Rock climbing: Moughton Nab, Yorkshire


Richard and I ran away east, hoping to find some dry rock over in Yorkshire. So, after a coffee in Clapham, we ended up checking out a limestone scar that neither of us had visited before – Moughton Nab, which is high above Dry Rigg Quarry, not far from Austwick.

Those of you clicking the link above, will see the comment that the “quality of the rock at the top of the crag is very poor and makes it difficult to make even a tenuous belay. Not worth the visit. – this is not really true at all, given that it’s 99% primarily a sport venue and as such the vast majority of the climbs are bolted – the tenuous belay bit quickly becomes irrelevant and in fact it’s a great spot for a quick fix of a few decent sport routes.

Granted, they are all a tad short (probs no more than 6 draws, with most being 4 or 5), but there are some great routes for the climber operating in the 6a to 6c range, most of them being quite steep and having a high crux which involves pulling through some kind of bulge or overlap.  It’s well worth a day of your time and Richard and I managed a good 7 routes before the inevitable rain started.

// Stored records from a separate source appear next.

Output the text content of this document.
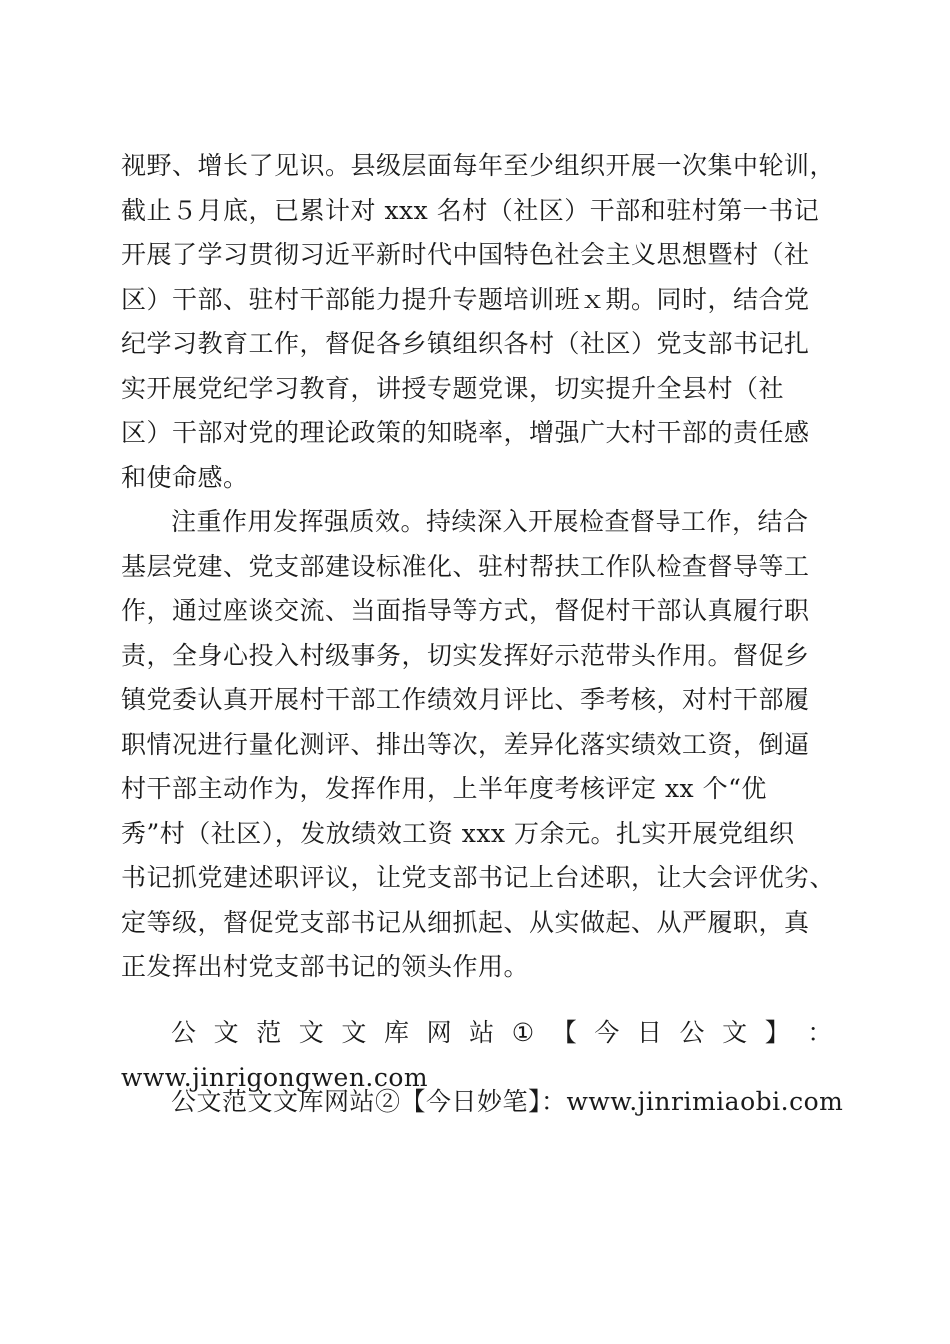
视野、增长了见识。县级层面每年至少组织开展一次集中轮训，
截止５月底，已累计对 xxx 名村（社区）干部和驻村第一书记
开展了学习贯彻习近平新时代中国特色社会主义思想暨村（社
区）干部、驻村干部能力提升专题培训班ｘ期。同时，结合党
纪学习教育工作，督促各乡镇组织各村（社区）党支部书记扎
实开展党纪学习教育，讲授专题党课，切实提升全县村（社
区）干部对党的理论政策的知晓率，增强广大村干部的责任感
和使命感。
注重作用发挥强质效。持续深入开展检查督导工作，结合
基层党建、党支部建设标准化、驻村帮扶工作队检查督导等工
作，通过座谈交流、当面指导等方式，督促村干部认真履行职
责，全身心投入村级事务，切实发挥好示范带头作用。督促乡
镇党委认真开展村干部工作绩效月评比、季考核，对村干部履
职情况进行量化测评、排出等次，差异化落实绩效工资，倒逼
村干部主动作为，发挥作用，上半年度考核评定 xx 个“优
秀”村（社区），发放绩效工资 xxx 万余元。扎实开展党组织
书记抓党建述职评议，让党支部书记上台述职，让大会评优劣、
定等级，督促党支部书记从细抓起、从实做起、从严履职，真
正发挥出村党支部书记的领头作用。
公 文 范 文 文 库 网 站 ① 【 今 日 公 文 】 ：
www.jinrigongwen.com
公文范文文库网站②【今日妙笔】：www.jinrimiaobi.com
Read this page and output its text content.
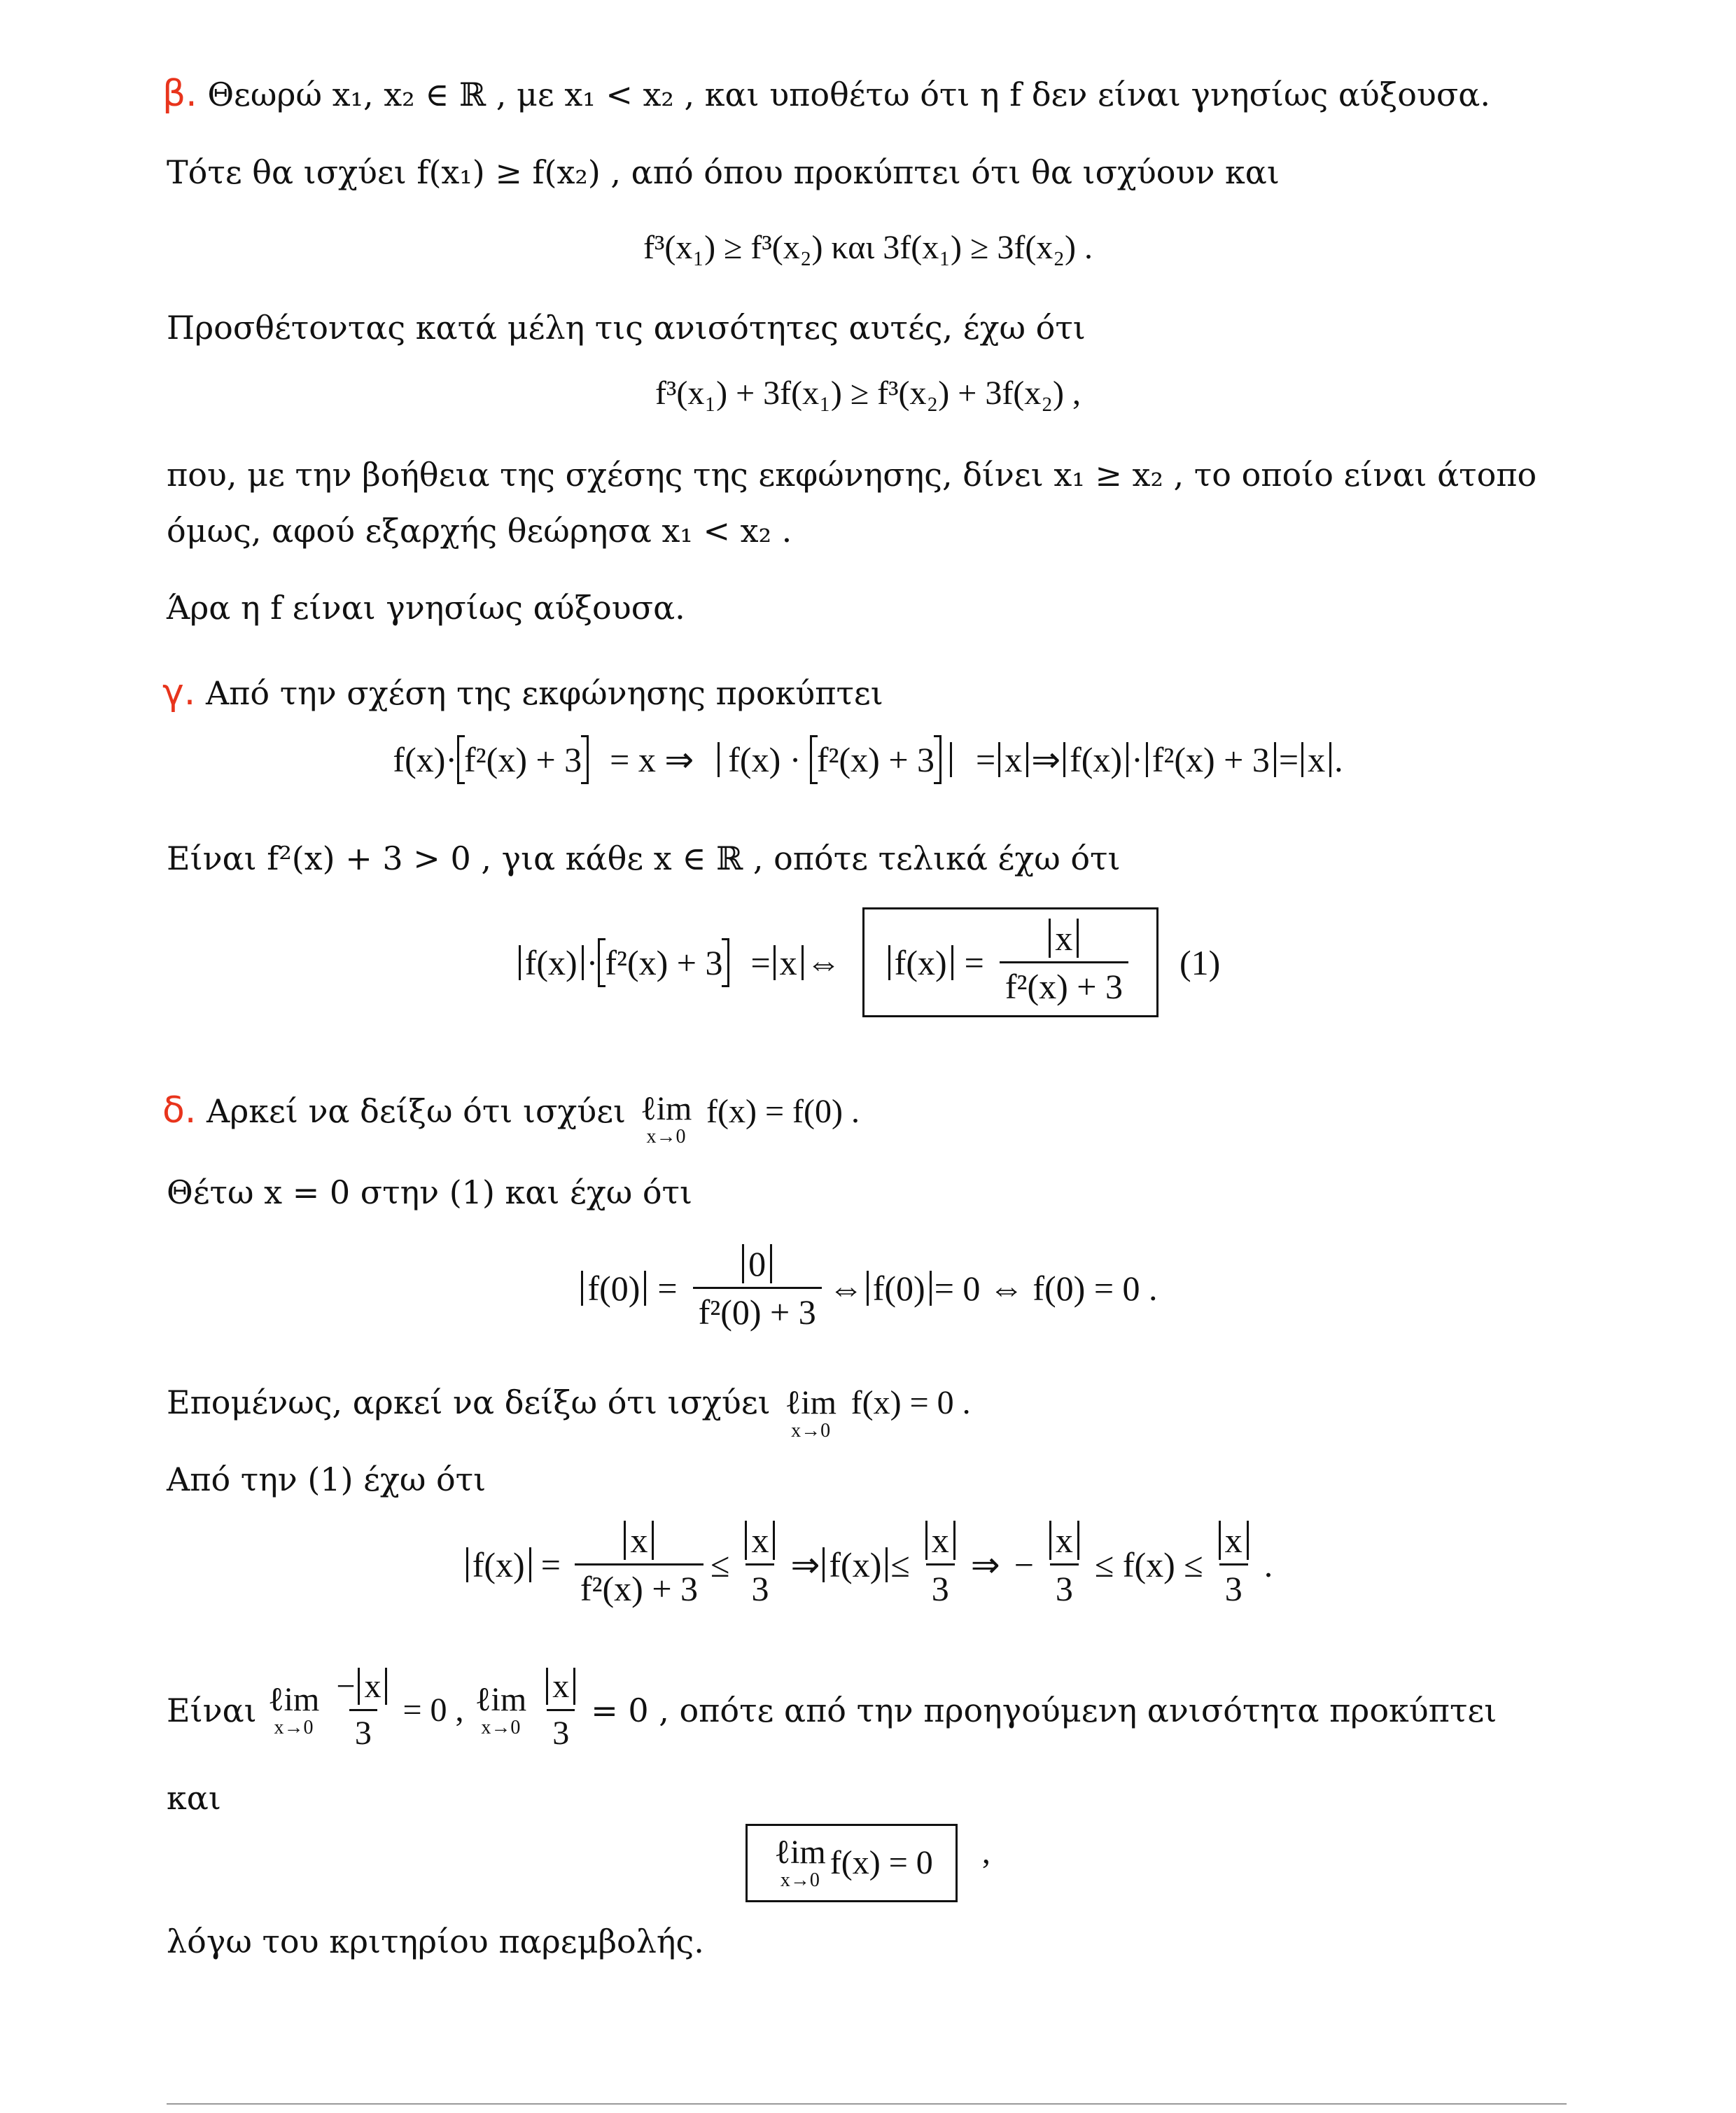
β. Θεωρώ x₁, x₂ ∈ ℝ , με x₁ < x₂ , και υποθέτω ότι η f δεν είναι γνησίως αύξουσα.
Τότε θα ισχύει f(x₁) ≥ f(x₂) , από όπου προκύπτει ότι θα ισχύουν και
f³(x₁) ≥ f³(x₂) και 3f(x₁) ≥ 3f(x₂) .
Προσθέτοντας κατά μέλη τις ανισότητες αυτές, έχω ότι
f³(x₁) + 3f(x₁) ≥ f³(x₂) + 3f(x₂) ,
που, με την βοήθεια της σχέσης της εκφώνησης, δίνει x₁ ≥ x₂ , το οποίο είναι άτοπο
όμως, αφού εξαρχής θεώρησα x₁ < x₂ .
Άρα η f είναι γνησίως αύξουσα.
γ. Από την σχέση της εκφώνησης προκύπτει
f(x) · f²(x) + 3 = x ⇒ f(x) · f²(x) + 3	= x ⇒ f(x) · f²(x) + 3 = x .
Είναι f²(x) + 3 > 0 , για κάθε x ∈ ℝ , οπότε τελικά έχω ότι
f(x) · f²(x) + 3 = x ⇔ $f(x) = \frac{x}{\text{f²(x) + 3}} (1)$
δ. Αρκεί να δείξω ότι ισχύει ℓim
x→0
f(x) = f(0) .
Θέτω x = 0 στην (1) και έχω ότι
$f(0) = \frac{0}{\text{f²(0) + 3}}$ ⇔ f(0) = 0 ⇔ f(0) = 0 .
Επομένως, αρκεί να δείξω ότι ισχύει ℓim
x→0
f(x) = 0 .
Από την (1) έχω ότι
$f(x) = \frac{x}{\text{f²(x) + 3}} \le \frac{x}{3}$ ⇒ $f(x) \le \frac{x}{3}$ ⇒ − $\frac{x}{3} \le f(x) \le \frac{x}{3}$ .
Είναι ℓim
$x\to 0 \frac{- x}{3} = 0$ , ℓim
$x\to 0 \frac{x}{3} = 0$ , οπότε από την προηγούμενη ανισότητα προκύπτει
και
ℓim
x→0 f(x) = 0 ,
λόγω του κριτηρίου παρεμβολής.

It’s worth nothing (and I’ll probably go to hell for this) that you could ‘maybe’ find a subtle way in to Foredale Quarry via the standard approaches to Moughton Nab. The route to the Nab that takes the right hand edge of the quarry (facing in to the crag) takes the shoulder above the normal Foredale route and there is a stile at the top, which I don’t mind betting would pretty much get you in to Foredale. For those who wonder why I’m going on about this, the access to Foredale is currently a no-no, due to some idiots causing problems with the farmer who owns the land that you need to cross to access the quarry.